Why, if there is no significant overload of the CIL stack for the second example, does it happen βfasterβ than the first?
Please note that the number of CIL instructions does not accurately reflect the amount of work or memory that will be used. A single instruction can be very low or very high, so counting CIL instructions is not an accurate way to measure "performance".
Also understand that CIL is not what is being executed. JIT compiles CIL into valid machine instructions with an optimization phase, so CIL can be very different from the actual instructions executed.
In the second case, since you are using a non-shared collection, each Push call requires an integer to be boxed, as you defined in CIL.
Boxing the whole effectively creates an object that wraps Int32 for you. Instead of just loading a 32-bit integer onto the stack, it now needs to load a 32-bit integer onto the stack and then pop it, which also effectively loads the object reference onto the stack.
If you check this in the Disassembly window, you will see that the difference between the generic and non-generic versions is dramatic and much more significant than the proposed CIL.
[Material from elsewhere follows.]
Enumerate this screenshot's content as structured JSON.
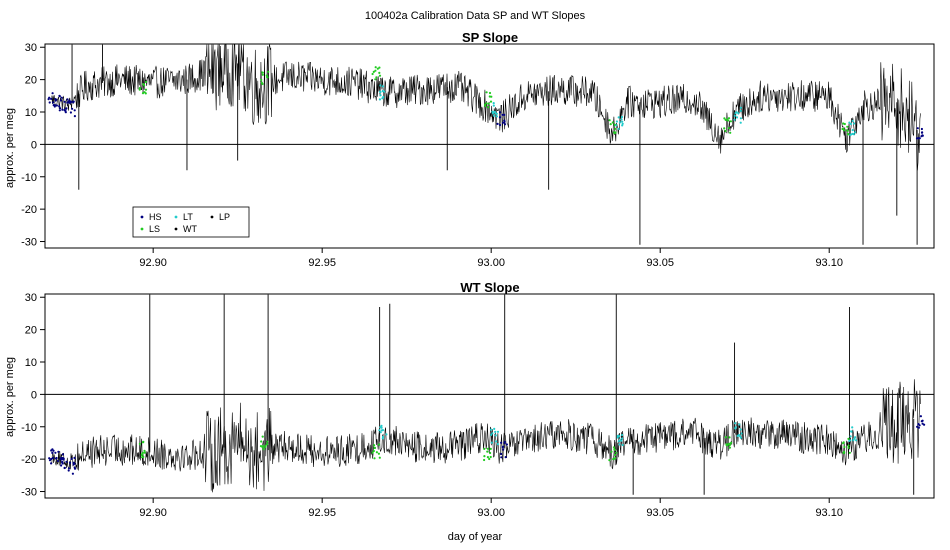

The general version compiles efficiently as a series of calls like:
0000022c nop S.Push(25); 0000022d mov ecx,dword ptr ds:[03834978h] 00000233 mov edx,19h 00000238 cmp dword ptr [ecx],ecx 0000023a call 71618DD0 0000023f nop S.Push(26); 00000240 mov ecx,dword ptr ds:[03834978h] 00000246 mov edx,1Ah 0000024b cmp dword ptr [ecx],ecx 0000024d call 71618DD0 00000252 nop S.Push(27);
Non-scam, on the other hand, should create boxed objects and instead compiles to:
00000645 nop S.Push(25); 00000646 mov ecx,7326560Ch 0000064b call FAAC20B0 00000650 mov dword ptr [ebp-48h],eax 00000653 mov eax,dword ptr ds:[03AF4978h] 00000658 mov dword ptr [ebp+FFFFFEE8h],eax 0000065e mov eax,dword ptr [ebp-48h] 00000661 mov dword ptr [eax+4],19h 00000668 mov eax,dword ptr [ebp-48h] 0000066b mov dword ptr [ebp+FFFFFEE4h],eax 00000671 mov ecx,dword ptr [ebp+FFFFFEE8h] 00000677 mov edx,dword ptr [ebp+FFFFFEE4h] 0000067d mov eax,dword ptr [ecx] 0000067f mov eax,dword ptr [eax+2Ch] 00000682 call dword ptr [eax+18h] 00000685 nop S.Push(26); 00000686 mov ecx,7326560Ch 0000068b call FAAC20B0 00000690 mov dword ptr [ebp-48h],eax 00000693 mov eax,dword ptr ds:[03AF4978h] 00000698 mov dword ptr [ebp+FFFFFEE0h],eax 0000069e mov eax,dword ptr [ebp-48h] 000006a1 mov dword ptr [eax+4],1Ah 000006a8 mov eax,dword ptr [ebp-48h] 000006ab mov dword ptr [ebp+FFFFFEDCh],eax 000006b1 mov ecx,dword ptr [ebp+FFFFFEE0h] 000006b7 mov edx,dword ptr [ebp+FFFFFEDCh] 000006bd mov eax,dword ptr [ecx] 000006bf mov eax,dword ptr [eax+2Ch] 000006c2 call dword ptr [eax+18h] 000006c5 nop
Here you can see the meaning of boxing.
In your case, when boxing, an integer causes the linking of box objects to the stack. On my system, this causes stackoverflow for any calls that exceed Foo(127) (32 bits), which means that integers and object references in the box (4 bytes each) are all stored on the stack, since 127 * 1000 * 8 == 1016000, which is dangerously close to the stack size by default thread size 1 for .NET applications.
When using the universal version, since there is no boxed object, integers must not be stored on the stack, and the same register is reused. This allows you to significantly increase (> 40,000 on my system) before using the stack.
Please note that this will be a CLR version and platform dependent, as there is another xIT / x64 JIT.